O halde gerçeği, yani hayatımızı değerli kılacak referans noktalarını ararken, ilk yapmamız gereken, bizi sistemin bir kölesi haline getiren yalancı putları elimizin tersiyle ve şiddetle bir kenara savurmak, altlarında saklı halde duran hazinelerin farkına varmaktır. Bu hazineler ise dünyevi anlamdaşlarının aksine, son derece basit ve değersiz gibi görünen ahlaki kriterlerdir.
İşe ‘dosdoğru’ olmayı aramakla başlayabiliriz.
Sonuçta, sistem bize canlı olarak uyandığımız her sabah, “Kendi çıkarın için eğilip bükülmek, kendi geleceğin için yalan söylemek serbest,” diye fısıldamaz mı?
“Emperyalizm her şeyden önce, coğrafi bir şiddet eylemidir; bu şiddet aracılığıyla dünyadaki her uzay parçayı keşfedilir, haritası çıkartılır ve nihayet kontrol altına alınır.” Edward Said
Düşünsel coğrafi koordinatlarımızı Tarık Bin Ziyad’ın ve tarihte ölümüne dövüşen birçok komutanın yaptığı gibi geri dönülmez biçimde bir kere elde ettikten sonra, sıra doğduğumuz, büyüdüğümüz, öldüğümüz ve toprağına gömüldüğümüz coğrafyanın -ki bu coğrafyadan kastım Doğu’dur- farkına varmaya gelir.
Hiç düşündünüz mü, neden Batı bir tanedir de, Doğu; uzak, orta, yakın gibi bölümlere ayrılmıştır?
Hiç düşündünüz mü, üzerinde yaşadığımız gezegen, uzay dediğimiz görkemli boşlukta dönerken, alt ve üst kavramına sığınılır ve Batı, haritalarda hep Doğu’ya üstten bakar? Gerçeği yansıtmayan bu ast üst ilişkisi, haritalarda ve bilinçlerde varlığını sürdüregelmiştir.
Her şey, bir önceki bölümde anlattığım Descartes’ın başlattığı Aydınlanmayla eşzamanlı olarak başlamıştır. Coğrafi keşifler, Batılı devletlerin önünde sınırsız bir yağma alanı açmış, sömürgecilikle başlayan üstünlük dürtüsü, her şey bittikten, Doğu’nun posası çıkarıldıktan sonra da devam etmiştir.
Yaşadığımız şuur kaybını nasıl telafi edeceğiz?
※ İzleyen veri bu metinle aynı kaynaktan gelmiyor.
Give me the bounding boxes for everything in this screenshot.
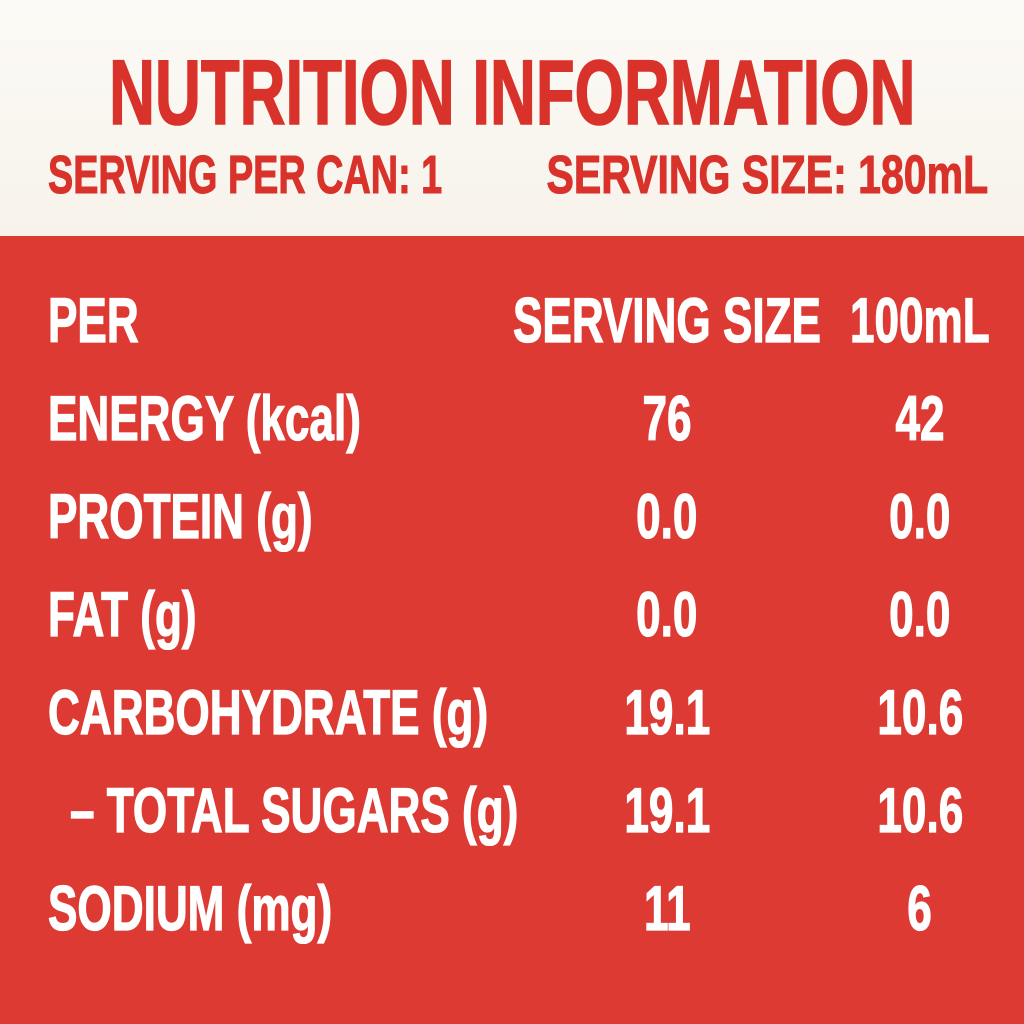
row-serving-value: 76 [642,383,692,454]
nutrition-table: PER SERVING SIZE 100mL ENERGY (kcal) 76 … [0,236,1024,1024]
row-100ml-value: 10.6 [877,677,964,748]
table-row: PROTEIN (g) 0.0 0.0 [0,468,1024,566]
row-100ml-value: 6 [907,873,933,944]
page-title: NUTRITION INFORMATION [108,42,916,144]
row-100ml-value: 10.6 [877,775,964,846]
row-serving-value: 11 [643,873,691,944]
table-row: FAT (g) 0.0 0.0 [0,566,1024,664]
column-header-100ml: 100mL [850,285,991,356]
row-serving-value: 19.1 [624,677,711,748]
table-row: SODIUM (mg) 11 6 [0,860,1024,958]
row-100ml-value: 0.0 [889,579,951,650]
column-header-serving-size: SERVING SIZE [513,285,822,356]
row-100ml-value: 0.0 [889,481,951,552]
row-label: FAT (g) [48,579,197,650]
table-header-row: PER SERVING SIZE 100mL [0,272,1024,370]
row-serving-value: 19.1 [624,775,711,846]
row-serving-value: 0.0 [636,481,698,552]
row-label: PROTEIN (g) [48,481,313,552]
table-row: ENERGY (kcal) 76 42 [0,370,1024,468]
row-label: ENERGY (kcal) [48,383,362,454]
table-row: – TOTAL SUGARS (g) 19.1 10.6 [0,762,1024,860]
row-100ml-value: 42 [895,383,945,454]
table-row: CARBOHYDRATE (g) 19.1 10.6 [0,664,1024,762]
row-label: – TOTAL SUGARS (g) [70,775,519,846]
serving-per-can: SERVING PER CAN: 1 [48,145,443,205]
column-header-per: PER [48,285,140,356]
serving-size: SERVING SIZE: 180mL [546,145,989,205]
row-serving-value: 0.0 [636,579,698,650]
row-label: SODIUM (mg) [48,873,333,944]
row-label: CARBOHYDRATE (g) [48,677,489,748]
Peki, asırlar boyunca, topraklarında kardeşçe bir empati ortamında yaşayan kavimlere emanet olarak bakan bir neslin torunları olarak, uğradığımız bilinç kaybını bertaraf etmenin yolu ne olmalıdır?
İlkin iş, ayrımlar gerçeğini benimseyerek, yani dünyanın, tek tarafın istediği şekilde değil, fakir veya zengin fark etmeden bütün milletlerin katıldığı ortak bir fikri temelde daha yaşanılır olacağı gerçeğini benimsemektir. Kolay gibi görünen bu uğraş, aslında oldukça zordur.
Tam da bu noktada işe, neden düşünsel coğrafi şuurla, olgunluk kazanmayla başlamamız gerektiği ortaya çıkar. Zira kişisel olarak kendine artı değer katmayan, olgunlaşmamış korkak insan, kendisine sunulan Batı yanlısı, tek taraflı algı rüzgarına kapılacak, bazılarınca kudurmuşçasına istenen tek tip dünya ve tek tip insan prototipine uygun hale gelecektir.
Atılması gereken ikinci adım ise Doğu halklarının, özellikle ekonomik çıkar aygıtlarının içinde oradan oraya savrularak kısır bir döngüyü yaşayan Ortadoğu milletlerinin, unutulan haklarını ne pahasına olursa olsun savunmak olmalıdır.
Bu bilinç, kendinden olmayan bir insanın haklarını savunmak, adalet ve özgürlük sevdasına tutulmak anlamına gelir. Bu sevda ise artıların ve eksilerin birbirini kovaladığı geçici dünya hayatında erişilebilecek yegâne kutlu bilinçtir.